Mobile coverage is very variable across the country, and the maps are aimed at people not indoors, because initially the people who could most afford them were sales staff who were sat in their cars and had a better signal as a result...

Do have Three dongle (15 GB a month for under a tenner) which I use a lot from upstairs, but downstairs it doesn't work all the time, and I'm about 10 miles south of Chester before you get to any 'real' Welsh mountains. So I am semi-rural (field behind the house) but only an hour's walk to centre of Wrexham.

Three is OK for something like BBC Radio, and downloading TV, but too slow for video from YouTube or watching snooker. Many modern mobiles (and even not-so-modern) also have wi-fi built in, so I can be down in the lounge viewing web pages on a Nokia using the router's wi-fi, and some people on MNet use an iPad when they are tucked up in bed, because the wi-fi from a landline might give them a higher speed internet connection (up to 20 Mbps where the very fastest mobile networks are unlikely to give even 4 Mbps unless you are in some big city)

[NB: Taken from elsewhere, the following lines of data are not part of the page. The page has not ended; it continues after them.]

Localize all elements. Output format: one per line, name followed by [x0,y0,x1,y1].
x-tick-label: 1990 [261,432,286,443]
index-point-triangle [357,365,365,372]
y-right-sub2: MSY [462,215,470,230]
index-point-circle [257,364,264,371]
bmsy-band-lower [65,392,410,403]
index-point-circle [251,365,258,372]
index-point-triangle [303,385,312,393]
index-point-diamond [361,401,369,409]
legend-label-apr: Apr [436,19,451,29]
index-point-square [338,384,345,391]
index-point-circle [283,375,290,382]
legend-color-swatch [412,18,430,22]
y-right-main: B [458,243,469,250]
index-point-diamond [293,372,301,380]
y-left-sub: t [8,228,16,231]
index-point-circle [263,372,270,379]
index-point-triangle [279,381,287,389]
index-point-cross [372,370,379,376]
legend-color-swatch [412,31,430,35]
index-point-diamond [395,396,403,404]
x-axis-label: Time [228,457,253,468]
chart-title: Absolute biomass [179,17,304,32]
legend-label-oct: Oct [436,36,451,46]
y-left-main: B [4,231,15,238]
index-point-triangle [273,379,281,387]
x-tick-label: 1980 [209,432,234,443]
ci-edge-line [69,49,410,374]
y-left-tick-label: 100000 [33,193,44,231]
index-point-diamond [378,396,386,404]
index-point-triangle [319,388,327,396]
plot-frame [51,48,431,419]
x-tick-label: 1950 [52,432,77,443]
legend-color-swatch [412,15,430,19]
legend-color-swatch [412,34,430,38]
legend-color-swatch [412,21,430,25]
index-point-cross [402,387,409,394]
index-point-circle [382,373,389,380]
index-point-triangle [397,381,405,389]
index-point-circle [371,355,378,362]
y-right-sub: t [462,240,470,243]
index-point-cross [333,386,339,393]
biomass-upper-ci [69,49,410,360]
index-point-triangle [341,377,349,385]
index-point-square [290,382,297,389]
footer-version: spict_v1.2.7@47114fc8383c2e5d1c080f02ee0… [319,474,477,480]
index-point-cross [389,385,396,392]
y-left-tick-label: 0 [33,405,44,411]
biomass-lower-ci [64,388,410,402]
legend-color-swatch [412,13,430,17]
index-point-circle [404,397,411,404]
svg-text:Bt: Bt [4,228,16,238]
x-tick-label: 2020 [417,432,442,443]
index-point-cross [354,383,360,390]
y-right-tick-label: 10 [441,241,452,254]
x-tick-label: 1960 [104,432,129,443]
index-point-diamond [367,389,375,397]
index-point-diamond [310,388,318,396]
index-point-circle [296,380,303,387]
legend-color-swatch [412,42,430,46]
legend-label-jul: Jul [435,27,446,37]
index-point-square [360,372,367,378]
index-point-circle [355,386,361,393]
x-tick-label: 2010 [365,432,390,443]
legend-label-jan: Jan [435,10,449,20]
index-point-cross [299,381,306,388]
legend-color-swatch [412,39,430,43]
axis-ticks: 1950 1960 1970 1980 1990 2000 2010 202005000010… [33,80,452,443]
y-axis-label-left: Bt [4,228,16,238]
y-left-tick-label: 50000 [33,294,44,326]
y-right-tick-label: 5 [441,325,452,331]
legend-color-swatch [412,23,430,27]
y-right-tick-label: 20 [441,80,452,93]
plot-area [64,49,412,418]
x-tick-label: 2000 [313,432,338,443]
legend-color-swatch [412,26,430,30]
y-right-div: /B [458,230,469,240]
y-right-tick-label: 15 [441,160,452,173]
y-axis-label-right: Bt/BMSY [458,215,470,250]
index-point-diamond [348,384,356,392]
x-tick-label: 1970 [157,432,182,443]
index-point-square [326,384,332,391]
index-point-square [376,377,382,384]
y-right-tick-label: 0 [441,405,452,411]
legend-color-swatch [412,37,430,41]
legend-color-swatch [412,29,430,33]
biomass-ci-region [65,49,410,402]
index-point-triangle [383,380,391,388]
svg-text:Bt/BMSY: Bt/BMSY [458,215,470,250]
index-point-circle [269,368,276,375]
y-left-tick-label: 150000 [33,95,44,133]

usualsuspect · 16/06/2011 19:47

I need my landline for my internet

I do still use it because I get free calls after 6 and at the weekends

peanutbutterkid · 16/06/2011 19:53

Landline still my main line.
Mobile still works out as much more expensive per call. I loathe Skype, I cannot just sit down and have a consistent conversation without moving around, and the feedback (from microphone at other end) is horrible.

NetworkGuy · 16/06/2011 19:56

Oh yes, and I download about 100 GB a month on the landline (about half of that is during the night, grabbing episodes of TV with BBC iPlayer).

Some landline ISPs charge under 4 pounds/month (but limit you to 10 GB of data) which is great value.

Some people with smartphones seem to have limits of 1 or maybe 2 GB a month and some mobile broadband contracts seem to charge from 5 pounds per GB, so 100 GB a month would be unaffordable.

On PAYG, there are charges of up to 4 pounds per MB (Orange) unless you buy a 'extra'.

BsshBossh · 16/06/2011 20:06

I live in a "big city" (London!) but still my (Vodafone) signal cuts out alot inside the home. I rely on my BT landline and use it for wi-fi and broadband connection. But I only receive calls from automated services/salespeople (even though I've registered with TPS) and from older family members and overseas people on my landline.